State Leaders Reluctant to Let More Tennessee Water Go to Georgia
Gov. Phil Bredesen says he doesn't want to see more water being diverted out of Tennessee to relieve drought conditions in Atlanta.
Atlanta Mayor Shirley Franklin recently suggested exploring ways to pipe in water from other areas, including from the Tennessee or Savannah rivers, although Georgia officials said they have no plans to pursue such a plan.
But Bredesen said the state needs to be careful in managing its water.
"I would have a real problem ... with a wholesale transfer of water out of the Tennessee watershed," Bredesen said. "I just think it's one of the very important natural resources that we have in Tennessee, and (we) should be very, very cautious about allowing it to be degraded in any way," he said.

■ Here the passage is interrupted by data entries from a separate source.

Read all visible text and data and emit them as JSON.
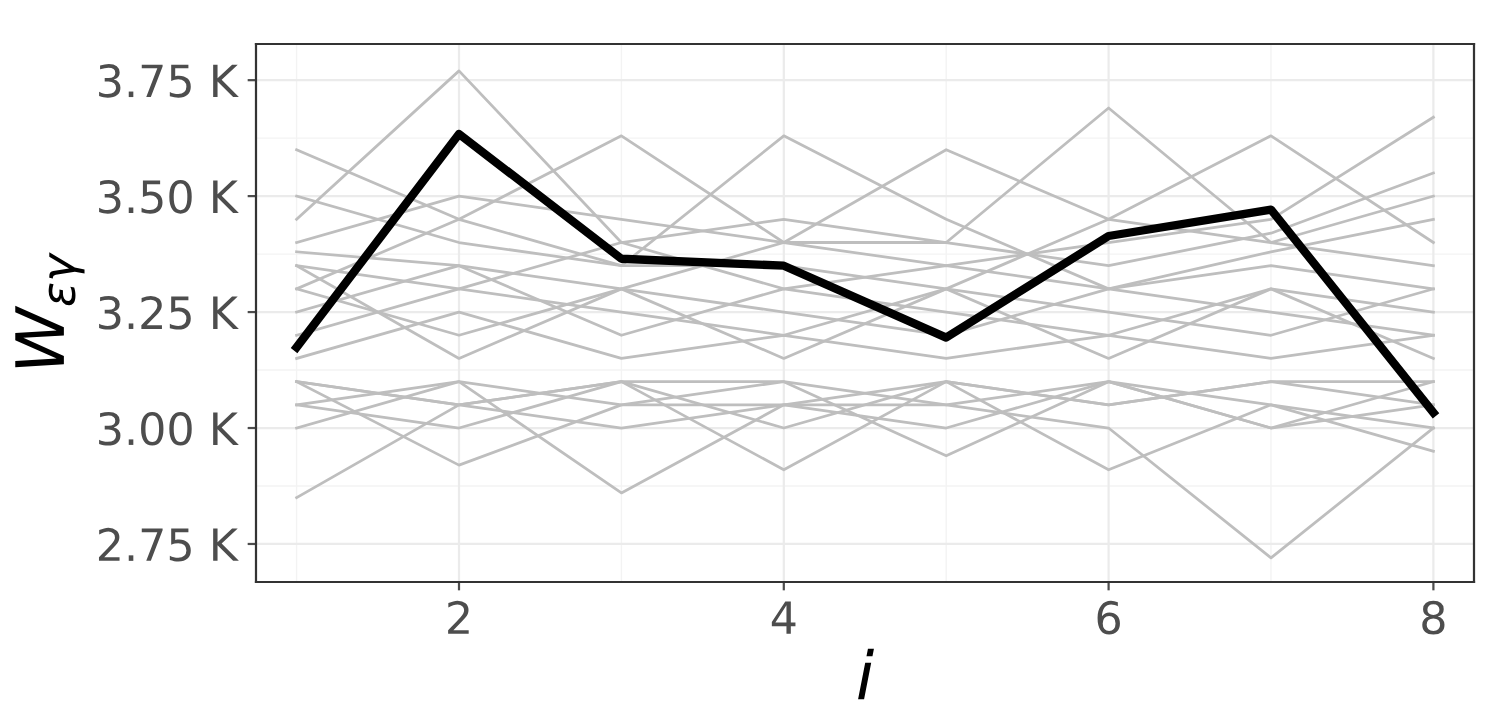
{
  "chart_data": {
    "type": "line",
    "xlabel": "i",
    "ylabel": "W$_{εγ}$",
    "x": [
      1,
      2,
      3,
      4,
      5,
      6,
      7,
      8
    ],
    "xlim": [
      0.75,
      8.25
    ],
    "ylim": [
      2.668,
      3.828
    ],
    "xticks": [
      2,
      4,
      6,
      8
    ],
    "yticks": [
      {
        "value": 2.75,
        "label": "2.75 K"
      },
      {
        "value": 3.0,
        "label": "3.00 K"
      },
      {
        "value": 3.25,
        "label": "3.25 K"
      },
      {
        "value": 3.5,
        "label": "3.50 K"
      },
      {
        "value": 3.75,
        "label": "3.75 K"
      }
    ],
    "grid": true,
    "legend": false,
    "marker": "none",
    "line_style": "solid",
    "series": [
      {
        "color": "#bebebe",
        "values": [
          3.45,
          3.77,
          3.4,
          3.3,
          3.35,
          3.3,
          3.35,
          3.3
        ]
      },
      {
        "color": "#bebebe",
        "values": [
          3.6,
          3.45,
          3.63,
          3.4,
          3.4,
          3.35,
          3.42,
          3.55
        ]
      },
      {
        "color": "#bebebe",
        "values": [
          3.5,
          3.4,
          3.35,
          3.63,
          3.45,
          3.3,
          3.38,
          3.45
        ]
      },
      {
        "color": "#bebebe",
        "values": [
          3.4,
          3.5,
          3.45,
          3.4,
          3.6,
          3.45,
          3.4,
          3.35
        ]
      },
      {
        "color": "#bebebe",
        "values": [
          3.35,
          3.3,
          3.4,
          3.45,
          3.4,
          3.69,
          3.4,
          3.5
        ]
      },
      {
        "color": "#bebebe",
        "values": [
          3.3,
          3.45,
          3.35,
          3.35,
          3.3,
          3.45,
          3.63,
          3.4
        ]
      },
      {
        "color": "#bebebe",
        "values": [
          3.38,
          3.35,
          3.3,
          3.4,
          3.35,
          3.4,
          3.45,
          3.67
        ]
      },
      {
        "color": "#bebebe",
        "values": [
          2.85,
          3.05,
          3.1,
          3.1,
          3.05,
          3.1,
          3.0,
          3.05
        ]
      },
      {
        "color": "#bebebe",
        "values": [
          3.1,
          2.92,
          3.05,
          3.05,
          3.1,
          3.05,
          3.1,
          3.1
        ]
      },
      {
        "color": "#bebebe",
        "values": [
          3.05,
          3.1,
          2.86,
          3.05,
          3.0,
          3.1,
          3.05,
          3.0
        ]
      },
      {
        "color": "#bebebe",
        "values": [
          3.1,
          3.05,
          3.1,
          2.91,
          3.1,
          3.05,
          3.1,
          3.05
        ]
      },
      {
        "color": "#bebebe",
        "values": [
          3.0,
          3.1,
          3.05,
          3.1,
          2.94,
          3.1,
          3.0,
          3.1
        ]
      },
      {
        "color": "#bebebe",
        "values": [
          3.05,
          3.0,
          3.1,
          3.0,
          3.1,
          2.91,
          3.05,
          2.95
        ]
      },
      {
        "color": "#bebebe",
        "values": [
          3.1,
          3.05,
          3.0,
          3.05,
          3.05,
          3.0,
          2.72,
          3.0
        ]
      },
      {
        "color": "#bebebe",
        "values": [
          3.2,
          3.3,
          3.25,
          3.2,
          3.3,
          3.25,
          3.2,
          3.3
        ]
      },
      {
        "color": "#bebebe",
        "values": [
          3.3,
          3.2,
          3.3,
          3.25,
          3.2,
          3.3,
          3.25,
          3.2
        ]
      },
      {
        "color": "#bebebe",
        "values": [
          3.25,
          3.35,
          3.2,
          3.3,
          3.25,
          3.2,
          3.3,
          3.25
        ]
      },
      {
        "color": "#bebebe",
        "values": [
          3.15,
          3.25,
          3.15,
          3.2,
          3.15,
          3.2,
          3.15,
          3.2
        ]
      },
      {
        "color": "#bebebe",
        "values": [
          3.35,
          3.15,
          3.3,
          3.15,
          3.3,
          3.15,
          3.3,
          3.15
        ]
      },
      {
        "color": "#000000",
        "values": [
          3.174,
          3.634,
          3.365,
          3.35,
          3.195,
          3.414,
          3.471,
          3.033
        ]
      }
    ]
  }
}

Bredesen, a Democrat, said he has no objections to the amounts of water currently sent outside the state under Tennessee's Interbasin Water Transfer Act. The law allows state regulators to control diversions between watersheds.
Bredesen said Chattanooga's Hamilton County already shares some Tennessee River water with nearby Dalton, Ga.
"That's probably appropriate, and that's basically suburban to Chattanooga," he said. "I don't have a problem with that."
Georgia officials say there's about 80 days' worth of drinking water left in Lake Lanier, which supplies 3 million people with water. But the Army Corps of Engineers, which manages the region's water sources, contends there's enough left for about 280 days.